Flavia recovered quickly enough, and that forgotten little egg hatched, drawing my attention away from the Purple Mountain Norn. I quickly exported the baby before she could sample the deathcap she’d been born next to, and went to tend to Quintus. 

He, apparently, didn’t like being the only sick one, so he went down the lift to fetch Gaius, who he promptly coughed on. Gaius was understandably unhappy about this. Sorry buddy, you’re stuck in quarantine with him now!

Greg continued to pick up on my stress, and had taken up drinking! The poor Grendel didn’t have much to eat down there (thanks to the current lack of underground mushrooms), so I took a brief break from tending the sick Norns to lead him onto the raft and up the lift, back into the wide world and well away from most of the hootch. He made a beeline straight for the deathcap, which I guided him away from. Go home, Greg, you’re drunk.

Then it was right back to Gaius and Quintus. “Oogh” is a pretty accurate representation of the feeling of being sick! That being said, evidently Gaius missed one of his vocab words. I’ll need to remember to correct that at some point. It was a good thing I was keeping them on the treehouse side, because the trunk side lift was very popular. Julia brought Verania up to see the sights, and while I managed to send the former back down to the bottom of the tree, the latter stepped off just as the lift left. 
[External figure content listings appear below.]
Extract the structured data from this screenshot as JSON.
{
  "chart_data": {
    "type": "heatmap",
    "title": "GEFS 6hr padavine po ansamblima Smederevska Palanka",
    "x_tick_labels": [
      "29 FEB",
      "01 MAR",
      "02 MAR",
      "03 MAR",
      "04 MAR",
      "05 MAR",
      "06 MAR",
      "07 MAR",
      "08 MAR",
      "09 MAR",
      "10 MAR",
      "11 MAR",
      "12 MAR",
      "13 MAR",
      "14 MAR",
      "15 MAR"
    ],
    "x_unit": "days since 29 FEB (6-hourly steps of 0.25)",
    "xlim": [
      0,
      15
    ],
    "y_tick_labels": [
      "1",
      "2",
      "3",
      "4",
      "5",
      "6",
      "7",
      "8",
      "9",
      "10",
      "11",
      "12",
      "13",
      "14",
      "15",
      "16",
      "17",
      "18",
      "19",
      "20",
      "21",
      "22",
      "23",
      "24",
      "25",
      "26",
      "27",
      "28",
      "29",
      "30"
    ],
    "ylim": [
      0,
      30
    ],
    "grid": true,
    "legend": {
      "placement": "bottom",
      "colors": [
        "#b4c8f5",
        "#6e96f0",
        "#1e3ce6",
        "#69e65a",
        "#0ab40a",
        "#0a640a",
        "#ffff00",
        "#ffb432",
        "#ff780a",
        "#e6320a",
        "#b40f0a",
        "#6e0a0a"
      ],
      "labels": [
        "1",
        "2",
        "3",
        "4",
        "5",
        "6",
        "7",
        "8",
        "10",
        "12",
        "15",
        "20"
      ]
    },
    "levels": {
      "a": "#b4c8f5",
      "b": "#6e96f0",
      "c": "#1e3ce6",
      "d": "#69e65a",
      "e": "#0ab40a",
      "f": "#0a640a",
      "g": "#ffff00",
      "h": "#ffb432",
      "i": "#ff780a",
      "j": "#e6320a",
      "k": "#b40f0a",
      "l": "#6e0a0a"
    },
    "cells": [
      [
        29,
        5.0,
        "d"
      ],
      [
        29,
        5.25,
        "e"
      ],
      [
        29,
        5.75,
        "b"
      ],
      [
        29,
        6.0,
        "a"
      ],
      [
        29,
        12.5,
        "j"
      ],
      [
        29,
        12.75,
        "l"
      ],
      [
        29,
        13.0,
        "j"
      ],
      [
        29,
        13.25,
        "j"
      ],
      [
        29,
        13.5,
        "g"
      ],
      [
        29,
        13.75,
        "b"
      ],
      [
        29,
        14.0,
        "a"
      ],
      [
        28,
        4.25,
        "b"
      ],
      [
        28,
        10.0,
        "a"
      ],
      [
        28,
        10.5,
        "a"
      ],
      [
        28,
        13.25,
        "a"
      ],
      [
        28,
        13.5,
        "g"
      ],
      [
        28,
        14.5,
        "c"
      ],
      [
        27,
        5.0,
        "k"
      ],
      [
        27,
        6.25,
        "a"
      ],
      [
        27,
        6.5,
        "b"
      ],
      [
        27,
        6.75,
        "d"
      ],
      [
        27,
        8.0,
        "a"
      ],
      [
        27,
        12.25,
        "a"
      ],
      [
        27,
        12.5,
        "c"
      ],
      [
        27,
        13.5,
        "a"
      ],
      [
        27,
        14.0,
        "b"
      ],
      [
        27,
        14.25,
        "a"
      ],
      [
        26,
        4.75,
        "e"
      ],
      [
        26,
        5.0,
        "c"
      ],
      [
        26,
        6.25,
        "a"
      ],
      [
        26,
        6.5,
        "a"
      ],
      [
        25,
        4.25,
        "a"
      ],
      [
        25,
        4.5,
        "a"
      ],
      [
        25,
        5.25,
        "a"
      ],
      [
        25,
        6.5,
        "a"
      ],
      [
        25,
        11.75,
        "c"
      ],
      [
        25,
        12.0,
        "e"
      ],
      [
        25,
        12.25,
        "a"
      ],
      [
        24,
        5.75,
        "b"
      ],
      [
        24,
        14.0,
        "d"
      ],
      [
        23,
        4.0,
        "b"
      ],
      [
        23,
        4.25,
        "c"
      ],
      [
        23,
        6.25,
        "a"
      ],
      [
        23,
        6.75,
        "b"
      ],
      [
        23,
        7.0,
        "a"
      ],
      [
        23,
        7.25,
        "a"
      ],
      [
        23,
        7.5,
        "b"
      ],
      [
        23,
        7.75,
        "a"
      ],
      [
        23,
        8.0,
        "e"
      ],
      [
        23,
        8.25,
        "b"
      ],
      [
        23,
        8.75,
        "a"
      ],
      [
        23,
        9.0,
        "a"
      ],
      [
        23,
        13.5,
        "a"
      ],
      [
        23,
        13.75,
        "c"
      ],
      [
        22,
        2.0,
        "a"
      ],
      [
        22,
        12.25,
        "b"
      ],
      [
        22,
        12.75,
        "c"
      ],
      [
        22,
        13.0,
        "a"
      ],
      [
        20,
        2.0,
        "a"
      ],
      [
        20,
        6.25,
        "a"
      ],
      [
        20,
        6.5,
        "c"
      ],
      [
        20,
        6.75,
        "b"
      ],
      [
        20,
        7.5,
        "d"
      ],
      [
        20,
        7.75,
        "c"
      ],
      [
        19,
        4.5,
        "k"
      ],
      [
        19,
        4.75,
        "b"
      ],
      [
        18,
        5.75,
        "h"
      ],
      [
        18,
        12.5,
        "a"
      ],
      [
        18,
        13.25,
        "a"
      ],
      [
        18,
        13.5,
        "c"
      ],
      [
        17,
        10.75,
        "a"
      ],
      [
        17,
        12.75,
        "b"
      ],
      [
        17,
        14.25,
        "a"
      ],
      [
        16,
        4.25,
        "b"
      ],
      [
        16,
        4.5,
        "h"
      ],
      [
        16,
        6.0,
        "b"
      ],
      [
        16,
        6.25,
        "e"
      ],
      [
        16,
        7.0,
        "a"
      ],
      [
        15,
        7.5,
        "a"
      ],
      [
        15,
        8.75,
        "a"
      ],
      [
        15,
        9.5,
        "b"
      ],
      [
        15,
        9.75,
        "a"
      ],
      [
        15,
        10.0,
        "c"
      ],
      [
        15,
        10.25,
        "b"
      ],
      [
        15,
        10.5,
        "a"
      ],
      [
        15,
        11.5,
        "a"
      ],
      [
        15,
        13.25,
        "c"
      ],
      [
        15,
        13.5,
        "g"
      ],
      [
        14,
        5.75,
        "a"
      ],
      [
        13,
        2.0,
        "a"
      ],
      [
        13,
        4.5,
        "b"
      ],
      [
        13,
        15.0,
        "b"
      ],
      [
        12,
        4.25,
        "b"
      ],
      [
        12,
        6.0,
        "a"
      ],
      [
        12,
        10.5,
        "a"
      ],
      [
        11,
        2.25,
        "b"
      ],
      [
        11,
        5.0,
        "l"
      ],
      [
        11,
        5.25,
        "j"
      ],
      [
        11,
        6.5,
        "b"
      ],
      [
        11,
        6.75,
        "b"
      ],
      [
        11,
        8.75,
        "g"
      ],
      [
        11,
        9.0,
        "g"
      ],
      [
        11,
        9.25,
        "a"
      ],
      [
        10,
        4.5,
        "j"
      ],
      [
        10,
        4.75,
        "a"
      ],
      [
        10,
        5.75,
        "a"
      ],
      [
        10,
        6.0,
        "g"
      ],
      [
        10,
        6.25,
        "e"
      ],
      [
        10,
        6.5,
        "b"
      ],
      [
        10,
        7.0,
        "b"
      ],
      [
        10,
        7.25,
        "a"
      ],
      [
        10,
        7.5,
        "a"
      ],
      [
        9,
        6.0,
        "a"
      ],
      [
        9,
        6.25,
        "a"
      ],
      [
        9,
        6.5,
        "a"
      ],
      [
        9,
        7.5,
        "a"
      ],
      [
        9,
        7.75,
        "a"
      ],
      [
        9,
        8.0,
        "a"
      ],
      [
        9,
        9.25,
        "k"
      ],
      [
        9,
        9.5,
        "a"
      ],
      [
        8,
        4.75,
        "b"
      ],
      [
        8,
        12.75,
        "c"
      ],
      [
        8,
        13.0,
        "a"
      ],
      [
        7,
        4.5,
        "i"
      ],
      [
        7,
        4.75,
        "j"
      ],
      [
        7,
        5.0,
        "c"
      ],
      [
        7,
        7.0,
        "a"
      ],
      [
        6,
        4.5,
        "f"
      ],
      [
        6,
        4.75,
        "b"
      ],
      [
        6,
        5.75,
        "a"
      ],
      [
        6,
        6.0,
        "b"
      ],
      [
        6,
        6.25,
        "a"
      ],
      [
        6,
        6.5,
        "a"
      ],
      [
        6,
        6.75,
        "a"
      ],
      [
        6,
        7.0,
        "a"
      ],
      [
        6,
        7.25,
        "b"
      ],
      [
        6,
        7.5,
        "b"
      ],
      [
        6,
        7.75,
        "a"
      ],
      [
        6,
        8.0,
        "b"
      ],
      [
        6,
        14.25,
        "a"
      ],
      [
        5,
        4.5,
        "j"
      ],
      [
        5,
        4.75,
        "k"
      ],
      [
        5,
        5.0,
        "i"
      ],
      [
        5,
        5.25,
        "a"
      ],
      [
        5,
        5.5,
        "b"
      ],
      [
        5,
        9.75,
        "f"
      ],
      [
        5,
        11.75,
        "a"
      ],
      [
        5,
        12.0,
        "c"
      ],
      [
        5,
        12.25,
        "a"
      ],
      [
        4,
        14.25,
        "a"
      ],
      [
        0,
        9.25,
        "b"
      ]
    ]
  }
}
This was a dangerous situation indeed – thanks to her mental handicap, I have no control over Verania whatsoever – she doesn’t even know what “come hand” means and even if she did she probably lacks the capacity to focus on me long enough to follow the command. But trying to focus on getting her out of harm’s way meant not paying attention to the sick Norns, who decided to spread the love – and Antigen 7. 

Quintus apparently handed the sickness baton off to Tiberius on his way out; one Norn healed, another infected. At least Gaius took pity on me and decided to make the quarantine a little easier on me by taking the gondola over to the beehives, where he’d wait out his illness in isolation, so the only one I had to keep an eye on was Tiberius. That would prove to be more than enough! I had to briefly leave him unattended to pull Flavia, who was pregnant, away from the deathcap, and while I was at it I spotted the opportunity to extract Verania from the treetops. 
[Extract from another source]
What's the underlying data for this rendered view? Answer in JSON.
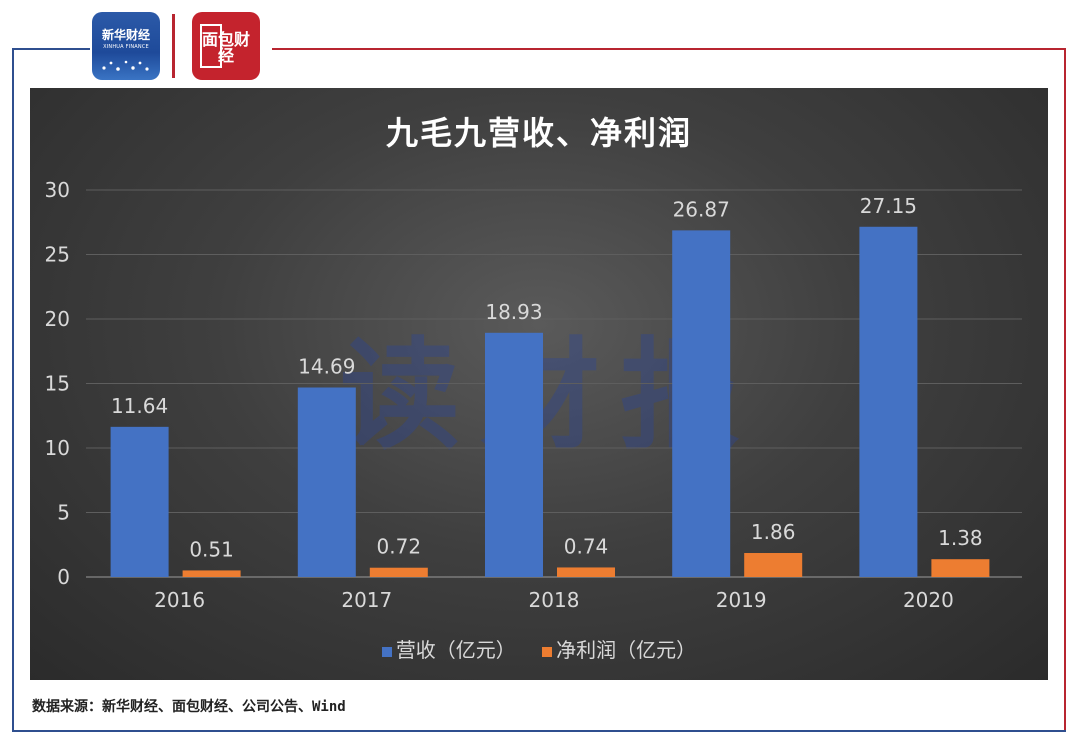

I returned just in time to catch Tiberius riding the lift down, and I started spamming the call button at the top in a desperate attempt to rein him back in before he could run off. Unfortunately, due to the delay on the call buttons, there was enough time for two other Norns to pile in with him, and promptly get coughed on all the way up – including Flavia! I had forgotten at the time that she’d already had this sickness not long ago, and I didn’t really realize at the time that the other Norn on the lift was Quintus, who had likewise just recovered. I just saw two healthy Norns in the quarantine zone, one pregnant, and panicked. Thankfully, either they had enough antibodies left to grant immunity or Tiberius had gotten over his sickness just in time – as by the time I wrangled the other two back out, he was enjoying the view while recovering.
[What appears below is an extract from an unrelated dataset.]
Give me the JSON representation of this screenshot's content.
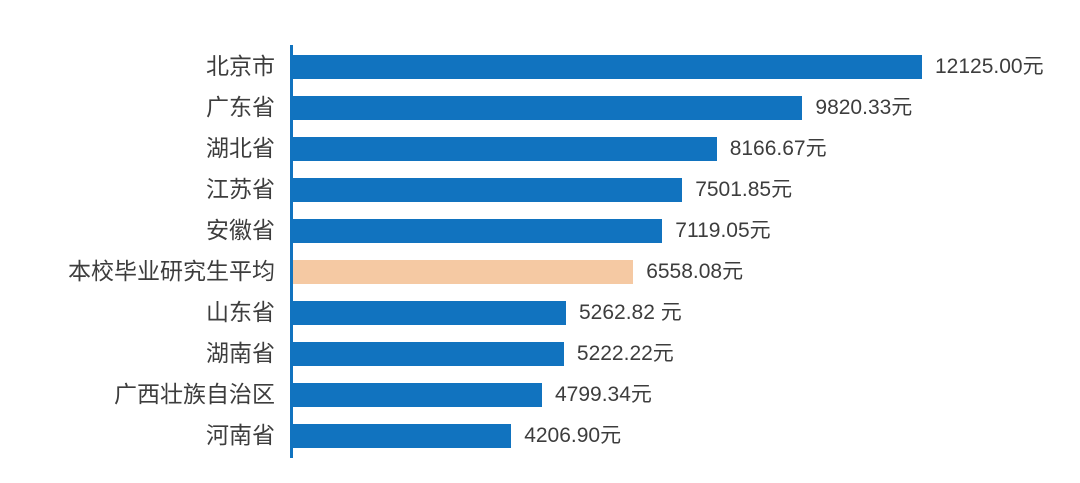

Meanwhile, Gaius wasn’t doing too well, mainly due to the lack of food where he was. I’d been so busy with Tiberius that I wasn’t shuttling food over to my other patient, but now I could focus on him, with little chance of interruption. I brought him carrots, and thankfully he didn’t put up too much resistance to eating them, unlike some of the other Norns I’d been tending to! He, too, was soon recovering, and rather than leave him up by the beehives, I sent him on the gondola, to rejoin the other Norns. He must have gotten rather attached to his bees, because he fought me for control of the gondola the entire way! I did eventually get him to the other side, though he wasn’t very happy about it!